Ben je groen of ben je rood? Dat is waar het om draait in Sevilla. Het is een van de mooiste en warmste steden van Europa, maar Sevilla is ook de stad van voetbalclubs Sevilla FC en Real Betis. Jij dacht dat er maar twee clubs uit deze stad kwamen, he? Zeker niet. Want naast de twee grootmachten in de hoogste divisie, barst Sevilla ook van de lokale helden en cultclubs. In totaal komen er maar liefst 6 clubs vandaan, waaronder vier uit de lagere divisies. Pak je zonnebril (en misschien wat oordopjes voor al dat gefluit) en ga met ons mee naar het zonnige zuiden van Spanje. Dit wordt een tocht vol passie, rivaliteit en historie!
1. Sevilla FC
We trappen ‘m af met de succesvolste club uit de stad: Sevilla FC. De club heeft in de loop der jaren indrukwekkende prestaties neergezet. Zo wonnen ze maar liefst zeven keer de Europa League, meer dan welke andere club dan ook. De meest recente winst? Dat was in 2023. Ook op nationaal niveau hebben ze hun sporen verdiend. In 1946 werden ze landskampioen en daarnaast hebben ze vijf keer de Copa del Rey omhoog mogen houden.
Het stadion van Sevilla FC, het Ramón Sánchez Pizjuán, is een ware voetbaltempel. Dit stadion, met een capaciteit van ruim 42.000, staat bekend om de intense sfeer, vooral tijdens de grote Europese avonden. In 1982 was het de plek van de halve finale van het WK tussen Frankrijk en West-Duitsland. Je komt er makkelijk: pak de metro naar het Nervión Station, en na een korte wandeling sta je voor de ingang van het stadion. .

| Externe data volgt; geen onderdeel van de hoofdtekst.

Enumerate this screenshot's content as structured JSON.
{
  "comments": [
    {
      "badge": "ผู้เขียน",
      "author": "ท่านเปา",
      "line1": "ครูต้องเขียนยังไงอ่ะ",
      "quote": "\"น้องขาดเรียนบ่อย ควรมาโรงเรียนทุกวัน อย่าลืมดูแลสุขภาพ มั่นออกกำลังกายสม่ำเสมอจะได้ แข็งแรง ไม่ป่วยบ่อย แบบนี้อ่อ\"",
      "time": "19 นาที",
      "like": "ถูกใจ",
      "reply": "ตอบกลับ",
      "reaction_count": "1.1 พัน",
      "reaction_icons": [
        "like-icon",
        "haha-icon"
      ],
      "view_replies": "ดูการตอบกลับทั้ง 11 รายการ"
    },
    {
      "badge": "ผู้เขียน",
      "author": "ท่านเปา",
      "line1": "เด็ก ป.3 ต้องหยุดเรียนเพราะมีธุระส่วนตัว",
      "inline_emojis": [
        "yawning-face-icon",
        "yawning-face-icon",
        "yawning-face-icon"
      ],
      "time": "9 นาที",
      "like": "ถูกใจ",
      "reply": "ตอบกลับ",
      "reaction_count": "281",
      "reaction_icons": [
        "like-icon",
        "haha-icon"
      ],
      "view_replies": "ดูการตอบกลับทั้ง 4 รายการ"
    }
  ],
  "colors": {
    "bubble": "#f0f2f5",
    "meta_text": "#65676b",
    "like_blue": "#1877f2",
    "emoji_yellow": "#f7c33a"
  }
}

En dan de spelers. Te beginnen met clublegende Jesús Navas. Hij begon als buitenspeler en keerde terug als rechtsback. Anno vandaag heeft hij bijna 700 wedstrijden voor de club gespeeld. Ook hebben wereldtoppers als Dani Alves, Ivan Rakitic en topscorer Frédéric Kanouté er gespeeld. Ook hebben er Nederlanders gespeeld. Denk aan Luuk de Jong, Hedwiges Maduro en Quincy “El Chapo” Promes. Over drugs gesproken: Diego Maradona speelde er ook nog een seizoen. De bekendste coach uit de geschiedenis is de legendarische Unai “Goodebening” Emery.
2. Real Betis
Na Sevilla FC kunnen we natuurlijk niet om Real Betis heen. Deze club, opgericht in 1907, heeft in de loop der jaren heel wat prijzen verzameld. Ze werden in 1935 landskampioen en wonnen drie keer de Copa del Rey, in 1977, 2005 en recent in 2022. En laten we eerlijk zijn, die overwinningen maken het motto van de club wel waar: ¡Viva el Betis manque pierda! Oftewel: “Lang leve Betis, ook als ze verliezen.”
Het stadion van Betis, Estadio Benito Villamarín, is een van de mooiste voetbalstadions ter wereld met een capaciteit van ruim 60.000 man. Het staat bekend om de geweldige sfeer, vooral tijdens de derby tegen stadsrivaal Sevilla. De makkelijkste manier om er te komen is met de metro, uitstappen bij het station Benito Villamarín en je bent er zo.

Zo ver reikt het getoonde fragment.